Cost of a mortgage ‘potentially £800 per year more expensive than in October’

A mortgage expert has explained how some homeowners may be able to ‘get ahead’ of further interest rate rises.

A homeowner looking to remortgage could potentially end up paying around £800 per year more than they would have done just five months ago, according to L&C Mortgages (Dominic Lipinski/PA)
A homeowner looking to remortgage could potentially end up paying around £800 per year more than they would have done just five months ago, according to L&C Mortgages (Dominic Lipinski/PA)

A homeowner looking to remortgage could potentially end up paying around £800 per year more than they would have done just five months ago, according to analysis.

Mortgage adviser L&C based the calculations on several assumptions, including that someone with 40% equity in their home was looking for a two-year fixed-rate deal and paying a £150,000 loan back over 25 years.

Bank of England figures showed this week that remortgage loans jumped towards the end of last year as a proportion of overall mortgage lending.

Experts suggested homeowners were looking to lock into cheap deals in the final quarter of 2021, before higher rates took hold.

L&C averaged out the lowest remortgage rates on offer from major lenders to make its findings.

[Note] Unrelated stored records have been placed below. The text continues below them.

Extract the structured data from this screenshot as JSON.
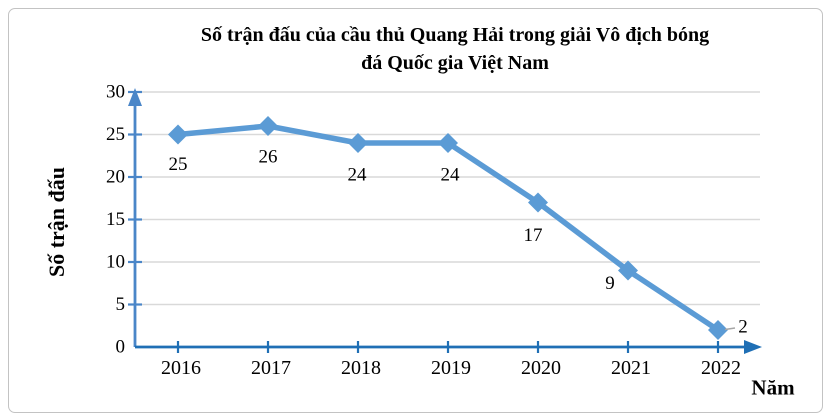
{
  "frame": {
    "border_color": "#C3C3C3"
  },
  "title": {
    "lines": [
      "Số trận đấu của cầu thủ Quang Hải trong giải Vô địch bóng",
      "đá Quốc gia Việt Nam"
    ]
  },
  "chart_data": {
    "type": "line",
    "title": "Số trận đấu của cầu thủ Quang Hải trong giải Vô địch bóng đá Quốc gia Việt Nam",
    "categories": [
      "2016",
      "2017",
      "2018",
      "2019",
      "2020",
      "2021",
      "2022"
    ],
    "series": [
      {
        "name": "Số trận đấu",
        "values": [
          25,
          26,
          24,
          24,
          17,
          9,
          2
        ]
      }
    ],
    "data_labels": [
      "25",
      "26",
      "24",
      "24",
      "17",
      "9",
      "2"
    ],
    "xlabel": "Năm",
    "ylabel": "Số trận đấu",
    "ylim": [
      0,
      30
    ],
    "yticks": [
      0,
      5,
      10,
      15,
      20,
      25,
      30
    ],
    "grid": true,
    "legend": "none",
    "marker": "diamond",
    "colors": {
      "series_line": "#5B9BD5",
      "marker_fill": "#5B9BD5",
      "y_axis": "#4A86C8",
      "x_axis": "#1F6FB5",
      "gridline": "#D9D9D9",
      "text": "#000000",
      "leader_line": "#A6A6A6"
    }
  }
}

Rates are moving quickly though and deals rapidly come and go, often only lasting a matter of days before being replaced with higher rates

David Hollingworth, L&C Mortgages

It calculated that, back in October 2021, when rates were at a low point, a borrower could have been paying just over £557 per month for a two-year fixed-rate deal.

If they were remortgaging now, they could face paying just over £627 – a difference of around £70 per month – adding up to around £840 per year in extra costs.

Mortgage deals are only hanging around on the market for days in some cases, but borrowers may not realise they may be able to apply for them up to six months before their current deal ends, L&C said.

It said lenders’ offers are typically valid for three to six months, enabling an application to be made – even though an early repayment charge may remain in force for several months.

David Hollingworth, associate director at L&C Mortgages, said: “Mortgage rates have been shifting rapidly as lenders are forced to adapt to the impact of market expectation of higher rates on their funding costs.

“The sheer pace of change is something that could take borrowers by surprise, especially when the cost of living and other outgoings such as energy are already rising too.

“Fixed rates are still at historically attractive levels so borrowers should review their current deal to make sure that they are on the best deal and protecting their position, especially against a backdrop of rocketing outgoings and further potential increases in base rate.

“Rates are moving quickly though and deals rapidly come and go, often only lasting a matter of days before being replaced with higher rates.

“Borrowers can lock in at a current rate up to six months ahead giving the chance to review well ahead and ensure a smooth switch over when their current deal ends. That could help them get ahead of any further rate rises.”